If zucchini can become pasta or taco shells, then it can absolutely be just the thing to make these chicken zucchini enchiladas. This recipe uses thinly sliced zucchini along with a shredded chicken mixture topped with a homemade red enchilada sauce.
4.41 from 15 votes
Print Pin Rate
Prep Time: 20 minutes
Cook Time: 30 minutes
Total Time: 50 minutes
Servings: 4 -6 servings
Calories: 309kcal

Ingredients

  • 3 cups Shredded Chicken cooked
  • 2-3 Zucchini large and thick
  • 2 cups [Red Enchilada Sauce]
  • 1 small Red Onion small dice
  • 1 Bell Pepper small dice
  • 1 tbsp Avocado Oil
  • ¼ cup Cilantro chopped

Instructions

  • Preheat oven to 350 and set aside a deep baking pan with 1/4-1/2 cup enchilada sauce spread on bottom.

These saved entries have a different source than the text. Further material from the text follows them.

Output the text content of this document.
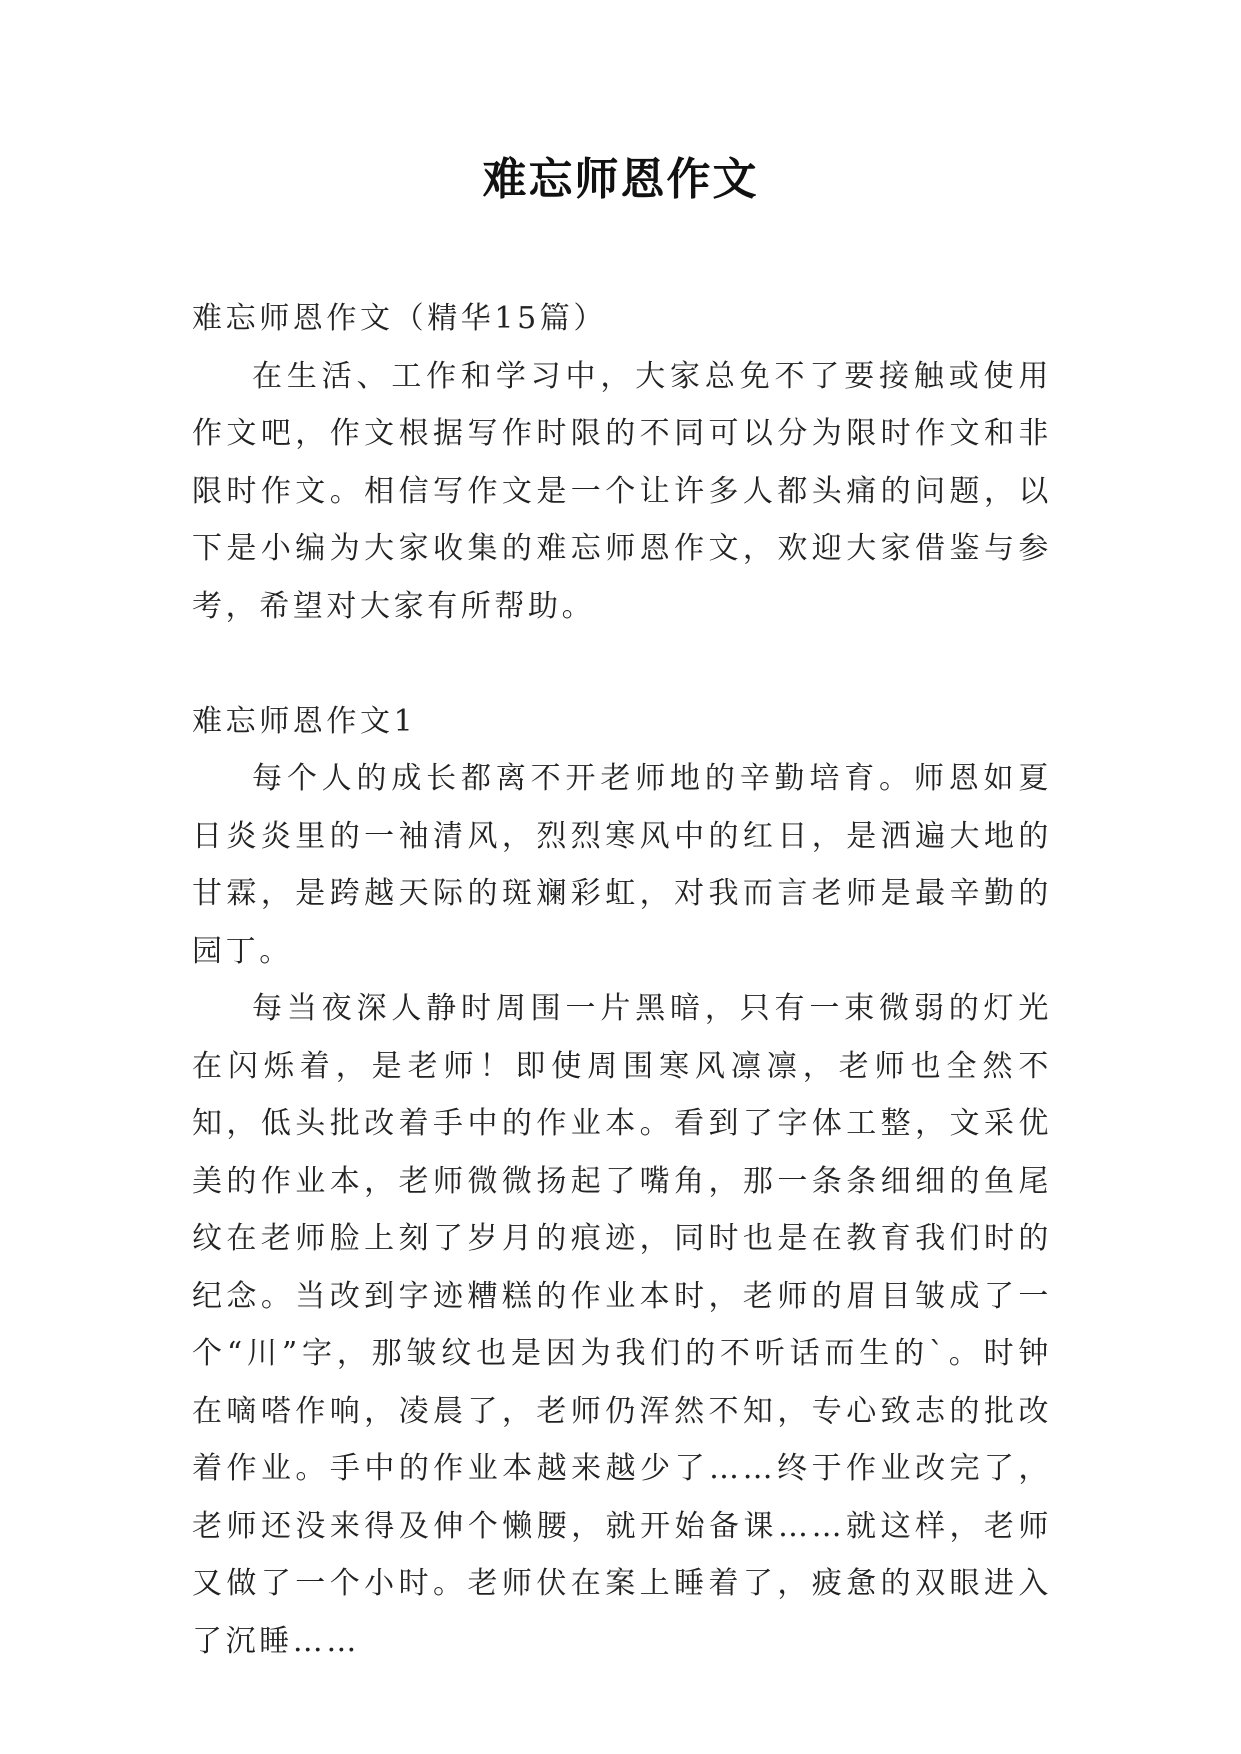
难忘师恩作文

难忘师恩作文（精华15篇）

在生活、工作和学习中，大家总免不了要接触或使用作文吧，作文根据写作时限的不同可以分为限时作文和非限时作文。相信写作文是一个让许多人都头痛的问题，以下是小编为大家收集的难忘师恩作文，欢迎大家借鉴与参考，希望对大家有所帮助。

难忘师恩作文1

每个人的成长都离不开老师地的辛勤培育。师恩如夏日炎炎里的一袖清风，烈烈寒风中的红日，是洒遍大地的甘霖，是跨越天际的斑斓彩虹，对我而言老师是最辛勤的园丁。

每当夜深人静时周围一片黑暗，只有一束微弱的灯光在闪烁着，是老师！即使周围寒风凛凛，老师也全然不知，低头批改着手中的作业本。看到了字体工整，文采优美的作业本，老师微微扬起了嘴角，那一条条细细的鱼尾纹在老师脸上刻了岁月的痕迹，同时也是在教育我们时的纪念。当改到字迹糟糕的作业本时，老师的眉目皱成了一个“川”字，那皱纹也是因为我们的不听话而生的`。时钟在嘀嗒作响，凌晨了，老师仍浑然不知，专心致志的批改着作业。手中的作业本越来越少了……终于作业改完了，老师还没来得及伸个懒腰，就开始备课……就这样，老师又做了一个小时。老师伏在案上睡着了，疲惫的双眼进入了沉睡……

  • Heat 1 tbsp oil in a large skillet and add diced onion and bell pepper over medium heat. Saute for about 5 minutes or until vegetables soften.

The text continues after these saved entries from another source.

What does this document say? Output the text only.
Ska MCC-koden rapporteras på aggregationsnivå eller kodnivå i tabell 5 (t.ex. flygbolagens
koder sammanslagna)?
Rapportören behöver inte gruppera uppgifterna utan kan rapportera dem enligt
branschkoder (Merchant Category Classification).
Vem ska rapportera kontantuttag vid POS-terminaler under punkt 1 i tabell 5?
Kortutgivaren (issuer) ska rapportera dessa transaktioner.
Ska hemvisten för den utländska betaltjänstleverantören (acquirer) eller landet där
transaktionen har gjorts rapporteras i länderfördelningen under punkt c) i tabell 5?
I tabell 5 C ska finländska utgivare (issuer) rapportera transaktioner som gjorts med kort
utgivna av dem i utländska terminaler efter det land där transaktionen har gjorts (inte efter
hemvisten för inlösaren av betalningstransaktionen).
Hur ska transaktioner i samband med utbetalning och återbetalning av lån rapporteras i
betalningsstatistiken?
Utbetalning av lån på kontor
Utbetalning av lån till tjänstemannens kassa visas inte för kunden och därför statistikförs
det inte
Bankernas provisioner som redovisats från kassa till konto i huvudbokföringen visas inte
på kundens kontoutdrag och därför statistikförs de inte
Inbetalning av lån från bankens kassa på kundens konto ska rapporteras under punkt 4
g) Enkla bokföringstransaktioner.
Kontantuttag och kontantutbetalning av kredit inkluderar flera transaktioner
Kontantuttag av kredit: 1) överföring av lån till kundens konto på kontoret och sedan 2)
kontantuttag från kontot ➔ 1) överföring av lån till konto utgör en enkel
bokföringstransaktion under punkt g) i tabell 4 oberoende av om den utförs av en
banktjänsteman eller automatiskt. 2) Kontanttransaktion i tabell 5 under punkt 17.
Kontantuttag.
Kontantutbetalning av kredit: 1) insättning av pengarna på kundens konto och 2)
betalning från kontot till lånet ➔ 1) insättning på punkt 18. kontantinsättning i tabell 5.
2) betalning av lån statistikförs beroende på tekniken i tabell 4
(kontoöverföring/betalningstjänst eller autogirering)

  • Add in shredded cooked chicken along with one cup of enchilada sauce. Toss together until evenly combined and remove from heat
  • Using your mandolin on the thinnest setting, cut each zucchini into paper thin slices as shown below. As you cut them, keep them together so they are the same size. Layer each slice overlapping them halfway through the next one until desired enchilada size is formed. (this turned out to be 4-5 depending on size. 

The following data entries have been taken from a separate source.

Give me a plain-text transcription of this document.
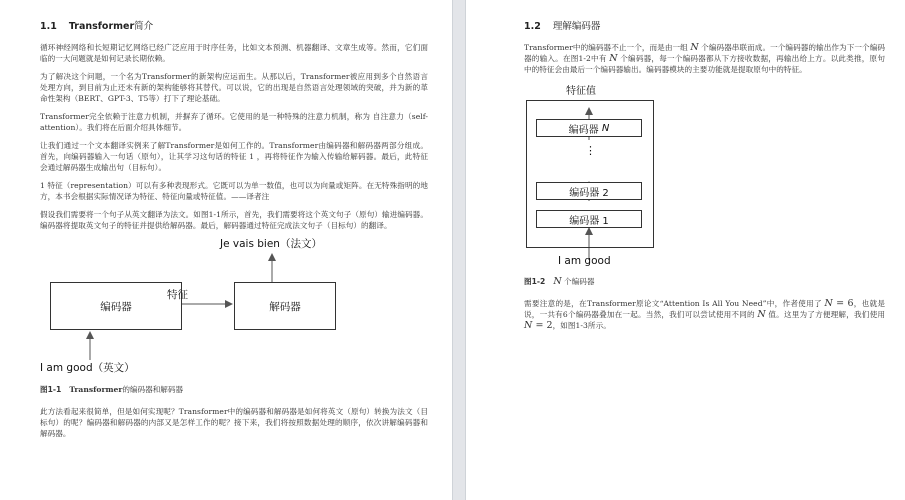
1.1 Transformer简介

循环神经网络和长短期记忆网络已经广泛应用于时序任务，比如文本预测、机器翻译、文章生成等。然而，它们面临的一大问题就是如何记录长期依赖。

为了解决这个问题，一个名为Transformer的新架构应运而生。从那以后，Transformer被应用到多个自然语言处理方向，到目前为止还未有新的架构能够将其替代。可以说，它的出现是自然语言处理领域的突破，并为新的革命性架构（BERT、GPT-3、T5等）打下了理论基础。

Transformer完全依赖于注意力机制，并摒弃了循环。它使用的是一种特殊的注意力机制，称为 自注意力（self-attention）。我们将在后面介绍具体细节。

让我们通过一个文本翻译实例来了解Transformer是如何工作的。Transformer由编码器和解码器两部分组成。首先，向编码器输入一句话（原句），让其学习这句话的特征 1 ，再将特征作为输入传输给解码器。最后，此特征会通过解码器生成输出句（目标句）。

1 特征（representation）可以有多种表现形式。它既可以为单一数值，也可以为向量或矩阵。在无特殊指明的地方，本书会根据实际情况译为特征、特征向量或特征值。——译者注

假设我们需要将一个句子从英文翻译为法文。如图1-1所示，首先，我们需要将这个英文句子（原句）输进编码器。编码器将提取英文句子的特征并提供给解码器。最后，解码器通过特征完成法文句子（目标句）的翻译。

Je vais bien（法文）
编码器
特征
解码器
I am good（英文）
图1-1 Transformer的编码器和解码器

此方法看起来很简单，但是如何实现呢？Transformer中的编码器和解码器是如何将英文（原句）转换为法文（目标句）的呢？编码器和解码器的内部又是怎样工作的呢？接下来，我们将按照数据处理的顺序，依次讲解编码器和解码器。

1.2 理解编码器

Transformer中的编码器不止一个，而是由一组 N 个编码器串联而成。一个编码器的输出作为下一个编码器的输入。在图1-2中有 N 个编码器，每一个编码器都从下方接收数据，再输出给上方。以此类推，原句中的特征会由最后一个编码器输出。编码器模块的主要功能就是提取原句中的特征。

特征值
编码器 N
⋮
编码器 2
编码器 1
I am good
图1-2 N 个编码器

需要注意的是，在Transformer原论文“Attention Is All You Need”中，作者使用了 N = 6，也就是说，一共有6个编码器叠加在一起。当然，我们可以尝试使用不同的 N 值。这里为了方便理解，我们使用 N = 2，如图1-3所示。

  • Scoop a little over 1/3 cup chicken mixture longways inside the “shell”. Slide a knife under the zucchini slices and create a flap over the chicken mixture and continue to carefully roll up all the way.
  • Add each enchilada to sauce lined baking pan packing them tightly.
  • Top with remaining enchilada sauce and bake for 25-30 minutes or until chicken mixture is warmed through.
  • Top with chopped cilantro and/or avocado.